Stem Cells Fast

Up until now, any patient receiving stem cells for a medical treatment has had to wait months for their doctors to create enough cells to make multiple doses. But that could soon change: the FDA recently approved an automated bioreactor, developed by scientists at the Mayo Clinic's Center for Regenerative Medicine, that can manufacture stem cells by the billions in a matter of days.

Neurologist Guojun Bu watches a technician utilizing the stem cell platform. Image Credit: Mayo Clinic

Stem cells have the unique capability to transform into any sort of specialized cell needed in the body, making them especially promising for medicine that replaces nonfunctional or dead cells. The Mayo Clinic's new platform allows for the multiplication of stem cells harvested from bone marrow. Significantly, it can manufacture stem cells from a healthy donor as well as from a patient themselves, which could allow treatments even in cases when the patient's own cells are not usable.

“The new platform represents a giant leap in regenerative medicine, in which stem cells currently are being investigated as treatments for wide-ranging medical conditions,” Guojun Bu, neurologist and associate director of the Mayo Clinic's Center for Regenerative Medicine, said in a press release.

Therapy of the Future

The new platform is among the U.S.'s first approved automated methods to manufacture stem cells, which may allow the Mayo Clinic to accelerate its existing studies using stem cells. A recent Mayo clinical study found stem cells could be reduce inflammation in patients who have received lung transplants. Another has explored the possibility of using stem cells to treat arthritis.

But in order to bring these treatments out of trials, they need to be tested rigorously; and for that, doctors need lots and lots of stem cells.

"Although Mayo Clinic has been poised to scale up regenerative clinical trials, to date we did not have the capacity to support them," said Abba Zubair, Mayo Clinic's medical director for transfusion medicine and the Human Cell Therapy Laboratory, in the press release. "With this new technology, we now can develop phase II trials enrolling larger numbers of patients to fully test the efficacy of cell-based therapies.”

Mayo Clinic doctors plan to use the stem cell platform to advance therapies in areas like Alzheimer’s, Parkinson’s, and even heart disease.

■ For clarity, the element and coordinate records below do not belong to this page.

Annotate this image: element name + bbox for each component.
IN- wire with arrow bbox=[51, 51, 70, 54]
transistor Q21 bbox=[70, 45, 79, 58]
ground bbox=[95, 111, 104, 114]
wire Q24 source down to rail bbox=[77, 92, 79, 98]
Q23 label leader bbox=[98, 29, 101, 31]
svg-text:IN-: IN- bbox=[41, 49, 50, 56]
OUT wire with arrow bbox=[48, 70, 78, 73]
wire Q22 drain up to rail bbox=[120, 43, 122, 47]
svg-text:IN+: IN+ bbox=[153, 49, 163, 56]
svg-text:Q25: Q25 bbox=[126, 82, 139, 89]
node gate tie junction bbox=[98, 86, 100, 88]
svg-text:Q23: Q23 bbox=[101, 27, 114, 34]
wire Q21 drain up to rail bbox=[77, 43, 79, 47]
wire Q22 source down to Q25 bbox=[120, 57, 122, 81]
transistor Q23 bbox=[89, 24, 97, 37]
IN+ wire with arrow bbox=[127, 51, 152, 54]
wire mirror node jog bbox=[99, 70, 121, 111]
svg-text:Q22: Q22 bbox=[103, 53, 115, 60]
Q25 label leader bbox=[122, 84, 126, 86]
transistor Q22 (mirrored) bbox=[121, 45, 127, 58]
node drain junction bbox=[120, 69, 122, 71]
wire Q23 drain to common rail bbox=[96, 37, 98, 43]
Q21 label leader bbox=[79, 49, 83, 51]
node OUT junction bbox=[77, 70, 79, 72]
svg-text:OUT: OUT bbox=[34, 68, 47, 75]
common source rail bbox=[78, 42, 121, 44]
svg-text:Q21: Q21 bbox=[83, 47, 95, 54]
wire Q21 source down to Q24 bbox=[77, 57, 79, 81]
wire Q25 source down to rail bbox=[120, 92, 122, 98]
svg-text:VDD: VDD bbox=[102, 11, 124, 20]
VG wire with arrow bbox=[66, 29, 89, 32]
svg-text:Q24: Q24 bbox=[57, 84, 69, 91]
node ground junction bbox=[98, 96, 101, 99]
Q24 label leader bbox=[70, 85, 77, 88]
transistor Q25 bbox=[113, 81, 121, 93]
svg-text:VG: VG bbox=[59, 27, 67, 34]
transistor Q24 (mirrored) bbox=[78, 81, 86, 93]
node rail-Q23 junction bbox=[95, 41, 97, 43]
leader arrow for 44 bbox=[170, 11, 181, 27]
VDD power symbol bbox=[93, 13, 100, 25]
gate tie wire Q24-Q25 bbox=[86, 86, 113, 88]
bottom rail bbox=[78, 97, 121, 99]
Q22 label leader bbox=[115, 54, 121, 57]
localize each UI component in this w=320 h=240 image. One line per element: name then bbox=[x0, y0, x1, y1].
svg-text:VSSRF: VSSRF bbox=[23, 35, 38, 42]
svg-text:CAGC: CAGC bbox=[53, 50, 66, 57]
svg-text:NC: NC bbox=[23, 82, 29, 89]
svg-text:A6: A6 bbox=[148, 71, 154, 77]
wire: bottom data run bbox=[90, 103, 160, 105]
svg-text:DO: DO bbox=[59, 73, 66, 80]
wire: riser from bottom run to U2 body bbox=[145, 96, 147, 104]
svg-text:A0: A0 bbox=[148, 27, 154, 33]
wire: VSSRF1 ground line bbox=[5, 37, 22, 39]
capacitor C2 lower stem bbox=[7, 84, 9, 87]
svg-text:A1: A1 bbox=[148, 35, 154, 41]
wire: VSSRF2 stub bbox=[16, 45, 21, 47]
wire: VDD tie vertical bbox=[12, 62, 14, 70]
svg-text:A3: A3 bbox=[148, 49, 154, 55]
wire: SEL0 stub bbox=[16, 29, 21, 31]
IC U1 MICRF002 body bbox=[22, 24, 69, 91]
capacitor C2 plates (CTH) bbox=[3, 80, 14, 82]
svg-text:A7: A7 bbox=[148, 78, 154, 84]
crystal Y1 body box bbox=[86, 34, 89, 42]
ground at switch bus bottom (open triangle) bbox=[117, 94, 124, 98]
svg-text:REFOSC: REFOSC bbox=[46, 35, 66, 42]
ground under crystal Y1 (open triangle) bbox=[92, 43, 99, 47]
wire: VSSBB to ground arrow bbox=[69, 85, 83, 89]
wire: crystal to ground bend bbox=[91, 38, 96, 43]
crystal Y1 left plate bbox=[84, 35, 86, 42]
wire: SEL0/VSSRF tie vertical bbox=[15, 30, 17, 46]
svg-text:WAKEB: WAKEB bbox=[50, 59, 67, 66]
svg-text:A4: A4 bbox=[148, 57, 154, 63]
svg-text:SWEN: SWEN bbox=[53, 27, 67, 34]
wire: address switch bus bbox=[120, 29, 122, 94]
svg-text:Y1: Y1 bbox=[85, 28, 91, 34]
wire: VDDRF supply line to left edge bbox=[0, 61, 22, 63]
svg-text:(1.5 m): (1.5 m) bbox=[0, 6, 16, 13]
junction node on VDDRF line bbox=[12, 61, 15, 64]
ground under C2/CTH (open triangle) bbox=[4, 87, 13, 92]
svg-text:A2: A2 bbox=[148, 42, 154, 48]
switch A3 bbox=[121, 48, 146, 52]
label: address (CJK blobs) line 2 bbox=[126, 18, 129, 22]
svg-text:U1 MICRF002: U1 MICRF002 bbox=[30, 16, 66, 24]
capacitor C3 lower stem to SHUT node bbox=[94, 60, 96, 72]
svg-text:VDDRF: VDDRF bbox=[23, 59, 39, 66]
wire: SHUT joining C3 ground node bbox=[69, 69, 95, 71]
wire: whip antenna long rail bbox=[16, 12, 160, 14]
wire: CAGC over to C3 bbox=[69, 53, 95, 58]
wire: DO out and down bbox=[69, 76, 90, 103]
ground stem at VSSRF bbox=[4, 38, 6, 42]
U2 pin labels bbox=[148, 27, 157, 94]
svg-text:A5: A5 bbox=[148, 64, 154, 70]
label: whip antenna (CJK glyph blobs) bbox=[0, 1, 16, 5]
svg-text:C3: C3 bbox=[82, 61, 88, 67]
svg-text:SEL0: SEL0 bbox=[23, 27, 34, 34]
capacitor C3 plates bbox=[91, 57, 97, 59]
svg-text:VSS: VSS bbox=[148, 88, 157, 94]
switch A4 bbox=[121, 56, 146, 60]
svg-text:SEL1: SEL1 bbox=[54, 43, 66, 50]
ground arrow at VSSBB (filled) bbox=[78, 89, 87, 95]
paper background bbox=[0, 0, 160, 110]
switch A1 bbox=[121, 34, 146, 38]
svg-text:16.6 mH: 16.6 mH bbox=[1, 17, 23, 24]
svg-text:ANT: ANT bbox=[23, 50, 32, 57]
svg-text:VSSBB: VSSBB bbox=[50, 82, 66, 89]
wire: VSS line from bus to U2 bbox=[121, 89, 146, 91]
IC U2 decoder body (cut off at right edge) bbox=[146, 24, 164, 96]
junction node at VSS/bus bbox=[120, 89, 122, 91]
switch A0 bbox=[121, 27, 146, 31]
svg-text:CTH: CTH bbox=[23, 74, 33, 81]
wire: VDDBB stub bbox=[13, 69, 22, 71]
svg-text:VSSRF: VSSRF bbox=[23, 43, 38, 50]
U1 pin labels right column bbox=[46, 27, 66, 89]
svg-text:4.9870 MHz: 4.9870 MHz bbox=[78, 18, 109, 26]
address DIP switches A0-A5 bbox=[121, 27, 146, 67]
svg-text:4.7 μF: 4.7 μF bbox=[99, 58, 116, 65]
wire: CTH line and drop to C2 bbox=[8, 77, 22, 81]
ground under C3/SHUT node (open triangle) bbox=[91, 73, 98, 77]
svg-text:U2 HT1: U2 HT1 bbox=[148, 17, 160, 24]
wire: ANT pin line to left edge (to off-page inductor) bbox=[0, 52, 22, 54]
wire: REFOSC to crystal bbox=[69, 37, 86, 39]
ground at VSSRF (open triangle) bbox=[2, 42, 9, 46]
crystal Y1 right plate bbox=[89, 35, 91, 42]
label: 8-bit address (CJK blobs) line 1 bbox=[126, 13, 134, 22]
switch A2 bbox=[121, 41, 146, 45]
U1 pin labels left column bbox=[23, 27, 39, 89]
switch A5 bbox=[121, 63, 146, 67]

Indeed, stem cells have shown promise in a remarkable range of medical treatments. Scientists have used them to grow working muscle tissue, restore mobility to paralyzed animals, and even treat a leading cause of blindness. Additionally, as doctors have learned how to extract these shape-shifting cells from new sources, like tooth root pulp, it has averted much of the controversy that comes from extracting them from human embryos.

Add in such new methods for rapidly producing cells, and all of this points towards a promising future for medicine in which a patient's own cells can be used to safely and effectively heal them from within.